I didn’t know what the “running stitch” comment meant at the time, but it basically means they separate the black outlines on the design to a separate layer, and stitch those in a continuous single line of thread rather than a patch of parallel stitches like all the larger flat areas.

I’m glad I was able to provide them a fully vector file to do this with, as the type of changes they were making would have been close to impossible if I only had pixel artwork. 🙂

Finally, they showed me the thread colours that they’d be using to match the ones in my art– the red and blue got a bit darker, but overall everything looks pretty bang-on. 😀

The total for the order, with various phantom discounts applied for reasons I didn’t understand, came to $246 USD, or about $330 in Canadabucks. I originally asked for 100 patches and got a quote of $200 USD, which I was happy enough to pay, but in our discussions, it turned out that doubling the order would only cost 20% more. That would give me more than enough to give away at my year of events, and ALSO give my group hand-outs when we travel to other people’s events, so I went ahead and tossed them another fifty bucks. I’m usually pretty resistant to attempts at an upsale, but in this case it seemed like a no-brainer. 🙂

In total, the schedule looked like this:

  • 4 days of chatting with the designer by e-mail. He would make recommendations and list options, and I hemmed and hawed over which ones to pick. Whenever our discussion led to a change in the selected features or any other aspect of the design, he sent me back an updated quote.
  • Five days later, I got the mockups above with a list of changes they were recommending, and I had to approve them before they could proceed. They have a little online tool to let you view and approve the updates, which I was happy to see since I hate dealing with humans. <3
  • Another six days later, I got an e-mail with a photo of a sample patch, which I also needed to approve:

  • Two weeks passed without any updates (this was over the Christmas break, so I actually kind of forgot about it. 😛 ), and then I got a notice that it was shipping from Shenzen, China (where the US design studio sends things to actually get produced). And because global shipping has been reduced to absurd magic, it was on my doorstep in Canada the next f***ing afternoon.

SO! At the end of all that, what did I get?

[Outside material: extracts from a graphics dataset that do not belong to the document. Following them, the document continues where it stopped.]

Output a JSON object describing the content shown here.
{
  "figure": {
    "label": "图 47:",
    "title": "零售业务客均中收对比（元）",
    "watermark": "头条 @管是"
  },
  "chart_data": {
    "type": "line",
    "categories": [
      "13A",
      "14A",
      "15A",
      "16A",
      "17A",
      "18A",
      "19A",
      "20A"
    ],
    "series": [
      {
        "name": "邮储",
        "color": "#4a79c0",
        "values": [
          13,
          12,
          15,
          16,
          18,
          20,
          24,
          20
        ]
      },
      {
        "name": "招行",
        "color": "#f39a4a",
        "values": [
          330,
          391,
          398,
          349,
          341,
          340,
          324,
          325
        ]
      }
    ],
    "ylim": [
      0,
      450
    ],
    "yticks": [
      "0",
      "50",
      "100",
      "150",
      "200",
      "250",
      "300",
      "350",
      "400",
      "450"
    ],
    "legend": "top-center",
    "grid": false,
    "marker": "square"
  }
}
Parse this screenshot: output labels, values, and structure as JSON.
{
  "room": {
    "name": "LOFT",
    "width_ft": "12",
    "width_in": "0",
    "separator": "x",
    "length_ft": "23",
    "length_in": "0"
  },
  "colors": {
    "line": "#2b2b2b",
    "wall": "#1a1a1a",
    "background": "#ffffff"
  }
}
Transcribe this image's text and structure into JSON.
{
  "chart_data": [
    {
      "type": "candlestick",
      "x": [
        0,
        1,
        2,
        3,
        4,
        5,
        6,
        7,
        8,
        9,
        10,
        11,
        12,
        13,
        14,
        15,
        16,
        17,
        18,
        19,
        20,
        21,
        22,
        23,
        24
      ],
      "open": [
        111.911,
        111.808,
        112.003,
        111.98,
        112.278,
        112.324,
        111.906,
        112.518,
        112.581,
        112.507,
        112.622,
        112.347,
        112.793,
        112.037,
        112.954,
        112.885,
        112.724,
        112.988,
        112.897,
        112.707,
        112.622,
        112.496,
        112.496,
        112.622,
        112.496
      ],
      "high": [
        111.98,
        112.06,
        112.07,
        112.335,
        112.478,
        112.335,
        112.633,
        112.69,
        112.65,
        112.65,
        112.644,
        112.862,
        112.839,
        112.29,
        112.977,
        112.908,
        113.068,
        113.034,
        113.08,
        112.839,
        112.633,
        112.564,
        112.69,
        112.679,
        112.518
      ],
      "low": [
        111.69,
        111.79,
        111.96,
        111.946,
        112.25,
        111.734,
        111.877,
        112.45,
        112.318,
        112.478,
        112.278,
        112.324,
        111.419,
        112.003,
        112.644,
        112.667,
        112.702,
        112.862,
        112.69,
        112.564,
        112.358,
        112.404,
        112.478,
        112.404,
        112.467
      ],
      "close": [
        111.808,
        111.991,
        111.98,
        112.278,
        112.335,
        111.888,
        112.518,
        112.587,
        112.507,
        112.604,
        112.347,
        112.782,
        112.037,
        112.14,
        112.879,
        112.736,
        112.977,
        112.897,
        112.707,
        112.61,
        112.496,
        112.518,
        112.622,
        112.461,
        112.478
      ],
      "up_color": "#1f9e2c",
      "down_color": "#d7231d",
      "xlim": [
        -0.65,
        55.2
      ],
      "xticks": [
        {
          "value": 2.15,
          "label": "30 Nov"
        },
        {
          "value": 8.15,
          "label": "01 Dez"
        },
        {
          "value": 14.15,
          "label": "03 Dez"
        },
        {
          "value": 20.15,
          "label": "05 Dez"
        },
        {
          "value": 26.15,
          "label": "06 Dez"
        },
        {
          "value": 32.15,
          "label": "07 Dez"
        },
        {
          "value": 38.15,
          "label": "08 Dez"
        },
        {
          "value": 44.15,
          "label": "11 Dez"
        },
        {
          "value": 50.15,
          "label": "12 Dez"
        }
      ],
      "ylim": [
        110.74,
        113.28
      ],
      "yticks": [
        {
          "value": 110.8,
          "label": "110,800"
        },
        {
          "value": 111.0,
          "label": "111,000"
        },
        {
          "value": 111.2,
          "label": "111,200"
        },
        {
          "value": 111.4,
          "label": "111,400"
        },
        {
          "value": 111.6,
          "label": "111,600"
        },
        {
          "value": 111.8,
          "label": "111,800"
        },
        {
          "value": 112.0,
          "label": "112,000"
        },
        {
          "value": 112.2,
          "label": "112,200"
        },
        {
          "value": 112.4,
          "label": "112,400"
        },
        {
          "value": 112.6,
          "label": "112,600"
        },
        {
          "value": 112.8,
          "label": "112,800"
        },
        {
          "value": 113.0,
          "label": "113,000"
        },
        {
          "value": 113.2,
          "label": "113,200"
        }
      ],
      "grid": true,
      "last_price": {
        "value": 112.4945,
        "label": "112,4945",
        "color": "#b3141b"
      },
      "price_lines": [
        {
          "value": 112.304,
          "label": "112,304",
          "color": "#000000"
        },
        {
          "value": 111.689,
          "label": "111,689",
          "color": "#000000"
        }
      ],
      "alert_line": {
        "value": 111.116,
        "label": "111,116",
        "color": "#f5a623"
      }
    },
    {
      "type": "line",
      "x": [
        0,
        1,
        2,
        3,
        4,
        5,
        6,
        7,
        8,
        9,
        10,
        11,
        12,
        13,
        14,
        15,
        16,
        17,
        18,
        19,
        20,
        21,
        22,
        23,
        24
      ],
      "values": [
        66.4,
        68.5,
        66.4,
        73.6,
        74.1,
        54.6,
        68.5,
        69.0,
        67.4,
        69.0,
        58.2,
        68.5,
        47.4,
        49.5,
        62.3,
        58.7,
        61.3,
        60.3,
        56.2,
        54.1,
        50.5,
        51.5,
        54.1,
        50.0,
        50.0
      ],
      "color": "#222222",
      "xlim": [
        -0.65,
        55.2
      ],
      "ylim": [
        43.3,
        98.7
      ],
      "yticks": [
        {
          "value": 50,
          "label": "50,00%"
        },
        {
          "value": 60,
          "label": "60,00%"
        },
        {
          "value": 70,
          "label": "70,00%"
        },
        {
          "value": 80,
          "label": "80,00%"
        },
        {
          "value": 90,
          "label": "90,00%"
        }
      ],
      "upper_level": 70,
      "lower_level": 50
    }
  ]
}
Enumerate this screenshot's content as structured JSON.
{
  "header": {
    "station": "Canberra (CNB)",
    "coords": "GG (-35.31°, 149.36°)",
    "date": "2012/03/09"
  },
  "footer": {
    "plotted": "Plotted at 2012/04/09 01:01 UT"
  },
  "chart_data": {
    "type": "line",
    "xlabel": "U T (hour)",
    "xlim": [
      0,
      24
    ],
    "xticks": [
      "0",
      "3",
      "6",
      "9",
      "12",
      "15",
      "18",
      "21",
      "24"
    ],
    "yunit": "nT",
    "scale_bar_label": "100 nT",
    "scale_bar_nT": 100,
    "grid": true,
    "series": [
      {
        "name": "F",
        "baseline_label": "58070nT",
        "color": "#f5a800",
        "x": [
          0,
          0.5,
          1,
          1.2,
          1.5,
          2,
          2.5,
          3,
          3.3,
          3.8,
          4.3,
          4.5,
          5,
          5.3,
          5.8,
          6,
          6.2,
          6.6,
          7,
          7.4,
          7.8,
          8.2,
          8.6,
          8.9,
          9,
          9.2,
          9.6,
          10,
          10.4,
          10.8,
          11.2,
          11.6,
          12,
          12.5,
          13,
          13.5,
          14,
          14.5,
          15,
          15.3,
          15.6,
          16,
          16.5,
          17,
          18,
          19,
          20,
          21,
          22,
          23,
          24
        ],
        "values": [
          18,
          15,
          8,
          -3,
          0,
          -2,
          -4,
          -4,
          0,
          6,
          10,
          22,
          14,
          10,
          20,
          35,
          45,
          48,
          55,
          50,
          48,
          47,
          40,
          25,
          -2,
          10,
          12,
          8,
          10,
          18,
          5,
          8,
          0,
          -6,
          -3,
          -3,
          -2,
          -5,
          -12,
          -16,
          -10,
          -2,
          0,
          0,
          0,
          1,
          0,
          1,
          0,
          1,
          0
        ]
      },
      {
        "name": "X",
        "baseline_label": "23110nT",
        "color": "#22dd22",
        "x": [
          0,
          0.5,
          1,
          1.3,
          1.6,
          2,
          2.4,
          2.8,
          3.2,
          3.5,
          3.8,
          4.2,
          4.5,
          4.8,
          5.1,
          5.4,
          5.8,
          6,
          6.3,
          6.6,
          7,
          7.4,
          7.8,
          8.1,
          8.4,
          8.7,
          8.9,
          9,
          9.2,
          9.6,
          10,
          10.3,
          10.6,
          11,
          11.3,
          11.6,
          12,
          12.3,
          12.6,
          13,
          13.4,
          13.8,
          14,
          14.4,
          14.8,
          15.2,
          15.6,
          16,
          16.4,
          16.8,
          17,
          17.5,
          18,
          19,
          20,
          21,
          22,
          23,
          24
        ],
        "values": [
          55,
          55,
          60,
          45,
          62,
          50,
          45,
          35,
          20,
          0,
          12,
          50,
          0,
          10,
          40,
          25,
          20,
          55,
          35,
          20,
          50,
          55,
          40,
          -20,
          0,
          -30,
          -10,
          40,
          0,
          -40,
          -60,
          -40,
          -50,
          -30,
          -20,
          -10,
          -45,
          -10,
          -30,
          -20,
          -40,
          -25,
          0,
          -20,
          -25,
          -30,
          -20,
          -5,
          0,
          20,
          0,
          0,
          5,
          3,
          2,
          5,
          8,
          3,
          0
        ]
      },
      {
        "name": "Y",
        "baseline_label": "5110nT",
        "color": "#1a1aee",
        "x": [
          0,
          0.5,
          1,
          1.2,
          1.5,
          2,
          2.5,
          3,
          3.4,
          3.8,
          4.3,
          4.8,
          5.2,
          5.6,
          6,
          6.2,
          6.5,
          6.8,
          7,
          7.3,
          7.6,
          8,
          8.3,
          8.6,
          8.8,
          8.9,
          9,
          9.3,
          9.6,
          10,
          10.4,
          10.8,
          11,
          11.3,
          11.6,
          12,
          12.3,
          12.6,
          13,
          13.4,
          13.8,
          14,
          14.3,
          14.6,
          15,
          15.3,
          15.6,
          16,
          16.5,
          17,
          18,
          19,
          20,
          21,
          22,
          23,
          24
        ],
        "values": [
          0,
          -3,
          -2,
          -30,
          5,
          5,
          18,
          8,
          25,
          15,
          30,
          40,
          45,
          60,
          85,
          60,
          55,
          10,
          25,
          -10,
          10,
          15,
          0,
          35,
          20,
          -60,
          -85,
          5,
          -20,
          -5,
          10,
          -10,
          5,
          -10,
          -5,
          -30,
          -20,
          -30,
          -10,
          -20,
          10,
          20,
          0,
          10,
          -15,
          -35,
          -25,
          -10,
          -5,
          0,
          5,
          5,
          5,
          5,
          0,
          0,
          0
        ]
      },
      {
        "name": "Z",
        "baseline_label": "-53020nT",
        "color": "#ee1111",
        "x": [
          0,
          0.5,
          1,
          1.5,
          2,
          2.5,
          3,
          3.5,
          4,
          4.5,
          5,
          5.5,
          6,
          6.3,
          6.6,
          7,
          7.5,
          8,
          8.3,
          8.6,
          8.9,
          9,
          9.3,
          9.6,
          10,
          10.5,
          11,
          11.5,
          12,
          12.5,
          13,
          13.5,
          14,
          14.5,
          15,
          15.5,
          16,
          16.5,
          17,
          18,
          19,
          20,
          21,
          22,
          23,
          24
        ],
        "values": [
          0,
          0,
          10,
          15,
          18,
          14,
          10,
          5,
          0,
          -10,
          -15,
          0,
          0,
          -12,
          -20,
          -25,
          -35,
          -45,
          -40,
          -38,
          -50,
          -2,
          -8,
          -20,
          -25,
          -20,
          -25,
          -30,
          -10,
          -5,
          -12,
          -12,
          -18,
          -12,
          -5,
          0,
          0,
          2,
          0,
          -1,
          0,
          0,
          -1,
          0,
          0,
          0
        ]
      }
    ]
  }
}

Only a g**damn work of art, that’s all.

*sniff*

So, yeah. I’m prepared to call my first foray into patchville a roaring success. 🙂 I have a neat handout to make my events unique, and I got to indulge my absolute most favouritest hobby in the entire world: turning electrical signals in my brain into tangible objects.

Of course, then my locals had to go ahead and ruin it…

“Jean jackets!”, I thought, chuckling mildly. “How silly!”

“I shall humour him in this funny, funny joke! Ha-ha!”

*sigh*

And this is why I can’t have nice things.

-Spud

3 thoughts on “The Fabled Canadas

  • Luke

    So as a fellow Canuck…. Where do I need to come play to get one of these amazing patches?!

  • Captain Spud [Post author]

    The complicated answer right now is “I’m not sure”. They were supposed to be given away at local events in the western GTA this year as well as at Adepticon, but the Pangolin Plague put a stop to that distribution plan. I haven’t figured out yet how the rest are being distributed; I’m currently waffling between a mass giveaway in the Fall, or just hanging onto them until next year’s Adepticon.

    Stupid apocalypse… >:(

  • Luke

    Hmmm guess I’ll have to save my pennies to get to wherever the patches are when it comes time. When we come out from the plague!!!